- Sat 07 October 2023
- server admin
- Gaige B. Paulsen
- #server admin, #kubernetes, #metallb
This morning I had the need to change the IP address configuration for the load balancer in our k8s cluster. The basics of changing the main pool in metallb were straightforward enough, but when I applied my changes, I didn't get what I needed.
So, what happened? Originally, I wasn't thinking like a kubernetes cluster, so I'd not realized that the load balancer itself drives addressing. As such, I was focussed on things like restarting the pods that had been assigned addresses. This did no good, although I did learn how to force fluxcd to detect and correct helm chart drift which was super useful when I accidentally deleted a deployment that didn't come back.
Once I realized that metallb
is a kubernetes operator that looks at
the Service
CRD for type LoadBalancer
and plumbs the address and
network for those services, I needed to focus on the metallb
controller
pod, as that was what wasn't effecting the changes.

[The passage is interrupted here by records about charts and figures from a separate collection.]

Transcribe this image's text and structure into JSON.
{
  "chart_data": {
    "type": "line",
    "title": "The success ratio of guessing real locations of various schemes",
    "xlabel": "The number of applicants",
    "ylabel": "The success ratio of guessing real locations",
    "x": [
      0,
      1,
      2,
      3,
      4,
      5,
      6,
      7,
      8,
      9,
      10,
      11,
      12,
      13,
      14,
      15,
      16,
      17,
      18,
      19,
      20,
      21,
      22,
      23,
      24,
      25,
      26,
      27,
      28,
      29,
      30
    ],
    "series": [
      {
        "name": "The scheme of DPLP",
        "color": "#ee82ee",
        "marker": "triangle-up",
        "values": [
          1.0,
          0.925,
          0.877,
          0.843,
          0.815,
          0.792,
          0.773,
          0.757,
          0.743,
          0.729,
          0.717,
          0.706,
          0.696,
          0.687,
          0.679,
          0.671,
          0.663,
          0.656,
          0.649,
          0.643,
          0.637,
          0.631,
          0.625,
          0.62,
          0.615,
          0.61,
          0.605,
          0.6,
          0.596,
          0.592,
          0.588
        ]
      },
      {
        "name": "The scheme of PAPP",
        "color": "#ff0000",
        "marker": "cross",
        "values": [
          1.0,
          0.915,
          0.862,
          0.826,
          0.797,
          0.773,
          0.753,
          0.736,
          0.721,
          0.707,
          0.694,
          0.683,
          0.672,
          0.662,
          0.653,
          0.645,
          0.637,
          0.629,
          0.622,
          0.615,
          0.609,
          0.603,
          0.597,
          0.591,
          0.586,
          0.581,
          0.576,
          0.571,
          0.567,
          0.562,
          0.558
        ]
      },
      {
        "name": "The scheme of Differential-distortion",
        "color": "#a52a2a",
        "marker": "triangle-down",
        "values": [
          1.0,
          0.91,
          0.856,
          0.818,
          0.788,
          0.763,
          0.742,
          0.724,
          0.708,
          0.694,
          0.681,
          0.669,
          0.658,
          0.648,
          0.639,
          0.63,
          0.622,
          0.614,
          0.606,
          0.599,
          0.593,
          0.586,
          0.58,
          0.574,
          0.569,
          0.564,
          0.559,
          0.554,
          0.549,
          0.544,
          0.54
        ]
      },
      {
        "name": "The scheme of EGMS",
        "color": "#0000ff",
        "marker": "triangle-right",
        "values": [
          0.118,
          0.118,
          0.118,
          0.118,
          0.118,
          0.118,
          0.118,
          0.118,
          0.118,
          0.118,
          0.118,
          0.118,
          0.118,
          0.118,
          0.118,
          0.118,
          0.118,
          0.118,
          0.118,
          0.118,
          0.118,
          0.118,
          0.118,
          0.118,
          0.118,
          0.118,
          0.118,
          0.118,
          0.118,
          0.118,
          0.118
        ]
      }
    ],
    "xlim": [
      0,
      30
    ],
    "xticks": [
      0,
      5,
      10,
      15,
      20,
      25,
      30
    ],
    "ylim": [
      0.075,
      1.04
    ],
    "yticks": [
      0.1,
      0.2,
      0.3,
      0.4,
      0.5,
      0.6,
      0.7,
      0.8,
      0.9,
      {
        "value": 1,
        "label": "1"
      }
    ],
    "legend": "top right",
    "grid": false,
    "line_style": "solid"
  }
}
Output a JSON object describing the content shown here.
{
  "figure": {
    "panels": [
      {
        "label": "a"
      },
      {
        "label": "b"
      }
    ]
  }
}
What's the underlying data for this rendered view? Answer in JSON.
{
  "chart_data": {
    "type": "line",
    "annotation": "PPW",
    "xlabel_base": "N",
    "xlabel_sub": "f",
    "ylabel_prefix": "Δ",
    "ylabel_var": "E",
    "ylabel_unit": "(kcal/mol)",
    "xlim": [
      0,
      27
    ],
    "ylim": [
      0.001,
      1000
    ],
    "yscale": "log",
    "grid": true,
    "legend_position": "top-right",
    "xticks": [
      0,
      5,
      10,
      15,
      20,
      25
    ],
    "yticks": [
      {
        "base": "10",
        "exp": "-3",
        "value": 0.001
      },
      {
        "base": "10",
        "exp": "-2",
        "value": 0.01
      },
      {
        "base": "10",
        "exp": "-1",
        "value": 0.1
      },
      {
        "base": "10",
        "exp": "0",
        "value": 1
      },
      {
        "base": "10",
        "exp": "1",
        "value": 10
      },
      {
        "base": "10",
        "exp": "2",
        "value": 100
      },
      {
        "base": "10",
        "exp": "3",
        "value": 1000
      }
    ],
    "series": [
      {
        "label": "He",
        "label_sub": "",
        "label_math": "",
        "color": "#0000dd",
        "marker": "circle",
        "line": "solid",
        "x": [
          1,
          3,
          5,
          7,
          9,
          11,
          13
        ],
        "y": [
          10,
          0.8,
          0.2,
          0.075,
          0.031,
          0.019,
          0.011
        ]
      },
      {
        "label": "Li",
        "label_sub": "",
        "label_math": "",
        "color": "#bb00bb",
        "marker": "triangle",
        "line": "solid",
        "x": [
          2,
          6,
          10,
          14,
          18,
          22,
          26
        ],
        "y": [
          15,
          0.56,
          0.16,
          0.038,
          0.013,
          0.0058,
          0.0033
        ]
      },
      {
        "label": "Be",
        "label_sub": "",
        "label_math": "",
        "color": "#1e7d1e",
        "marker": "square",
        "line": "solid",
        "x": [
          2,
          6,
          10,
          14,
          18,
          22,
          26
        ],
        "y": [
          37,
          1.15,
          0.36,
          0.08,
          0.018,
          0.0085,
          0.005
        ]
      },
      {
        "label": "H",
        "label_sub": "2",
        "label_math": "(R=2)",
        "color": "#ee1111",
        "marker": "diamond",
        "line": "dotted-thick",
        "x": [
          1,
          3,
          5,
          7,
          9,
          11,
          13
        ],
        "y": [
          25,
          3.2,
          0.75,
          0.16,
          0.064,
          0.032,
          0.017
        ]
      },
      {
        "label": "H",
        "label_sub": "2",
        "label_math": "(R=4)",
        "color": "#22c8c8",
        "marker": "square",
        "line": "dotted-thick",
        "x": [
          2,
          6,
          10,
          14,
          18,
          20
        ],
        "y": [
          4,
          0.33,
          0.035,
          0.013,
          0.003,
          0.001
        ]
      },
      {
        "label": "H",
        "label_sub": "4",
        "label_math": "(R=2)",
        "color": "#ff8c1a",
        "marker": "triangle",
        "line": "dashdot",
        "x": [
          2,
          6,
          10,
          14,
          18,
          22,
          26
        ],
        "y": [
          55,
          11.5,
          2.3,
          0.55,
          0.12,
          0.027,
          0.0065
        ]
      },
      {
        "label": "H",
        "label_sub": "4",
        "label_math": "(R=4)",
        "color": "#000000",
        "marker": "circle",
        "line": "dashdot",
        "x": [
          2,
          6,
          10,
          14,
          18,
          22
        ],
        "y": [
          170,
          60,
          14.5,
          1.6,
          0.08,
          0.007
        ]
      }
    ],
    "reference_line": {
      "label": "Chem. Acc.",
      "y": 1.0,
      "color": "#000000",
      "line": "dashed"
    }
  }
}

I looked at the logs and realized it would not pick up the new configuration because there were IP addresses in the old range in use. It turns out that there's no way to automatically update these, but if you restart your controller deployment:
kubectl rollout restart deployment metallb-controller -n metallb-system
Then it will pick up the new configuration and assign new addresses to any service already in use.